イッツ・ア・スモールワールドは20分待ちだった。笙鈴は諦めたように少し俯き並んだ。
「なんで、そんなにアメリカのモノがいいの…?
日本をセンソウにおいやった理由はアメリカ、ヨーロッパにあったのに。」
翠はきょとんとした。笙鈴の声は小さく独り言にも聞こえた。
地味な白に赤丸が映える日本国旗に、青と赤白縞の派手なデザインに50の星がきらきらと浮かぶアメリカの国旗。
ディズニーランドは日本文化にはない色とりどりの華やかさと遊び心に満ちた建物たちと小道具たちとそれらが創り出すファンタジックな世界が広がる。
アメリカナイズされたこの遊園地の片隅で不思議さを感じずにその場に溶けていた翠。
翠は生まれてこの方、アメリカとの接点が日本を明るくしているように見えていた。でなければ日本は屍のように思えてしまうくらい。
アトラクションが終わって出てきた。翠は振り向きざまに笙鈴を見た。俯きがちな彼女は目をキッと尖らせた。
「何よ、8000円もしたのに、こんなちんけな人形を見るだけのツアーなの?」
翠はポケットの中に手を入れチケットを確認した。
「お金ないの買って。」
笙鈴が翠にせがむ顔を思いだした。
「何か食べる?クレープがさっき売ってた。ポップコーンもいい香りだよね。」
笙鈴は真顔になったがすぐに答えない。
笙鈴の目線の先に、ポップコーンを売るお店があった。建物、木々のひとつひとつ夢色に舗装され路の細部に至るまで夢の続きの様で、ポップコーンから広がる甘いイチゴのような香りは、現実とは少し離れたメルヘンの世界へ導いた。
翠はストロベリーミルク味のポップコーンを買ってきた。笙鈴は手を伸ばしてポップコーンを食べ始めた。
そしてその後、ランド内を散策してランチを食べ、ファストパスの時間に合わせてアトラクションを乗っていった。

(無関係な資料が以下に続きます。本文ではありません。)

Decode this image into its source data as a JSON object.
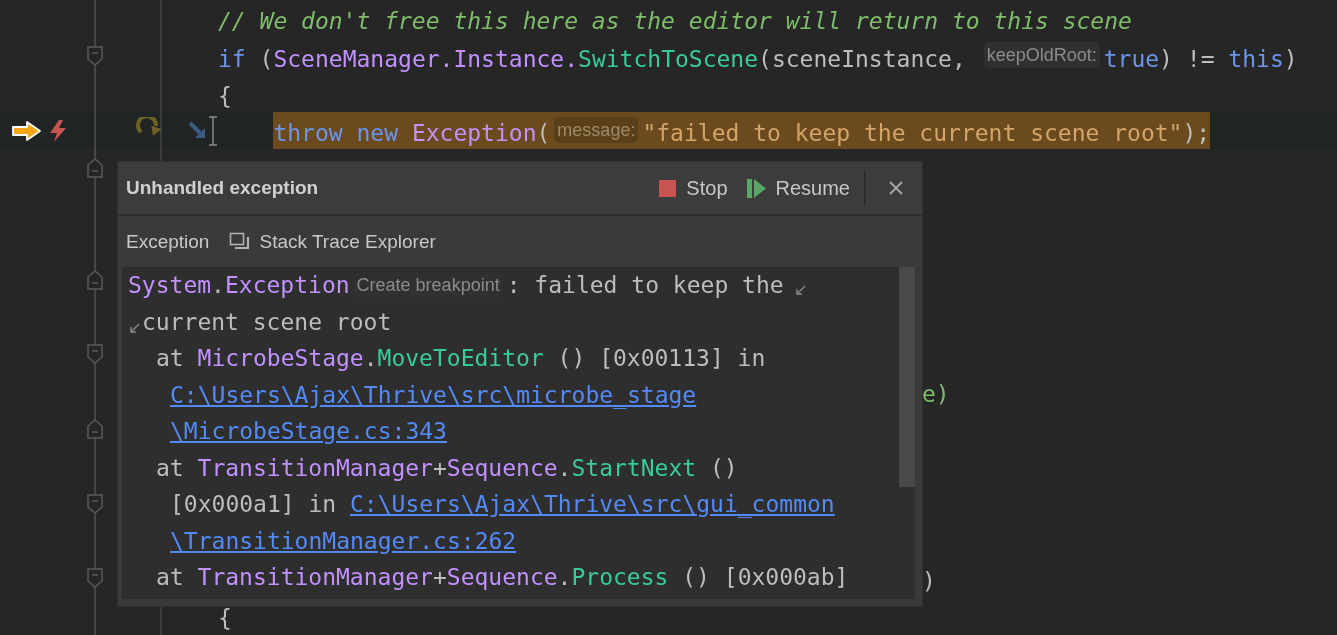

夜、パレードが始まった。主役のミッキーは愉快に夜の中を舞った。暗闇に華やかなライトが無数に光り、目を奪い、右へ左へと目線は止まることを知らない。日常とは離れた少しコミカルな電子音のようなBGMはパレードのパフォーマーの一人ひとりの演出に一定の規律を与えていた。この一見贅沢とも思えるエンターテインメントにどうしたって心を奪われてしまう。なぜかとは分からない。
シンデレラ城はライトアップされ一層豪華さは増した。
翠のことも忘れたかのように見入る笙鈴。
翠は少し開いた二人の距離と、非現実的なこの世界と、現実のはざまで揺れるような心の音を感じた。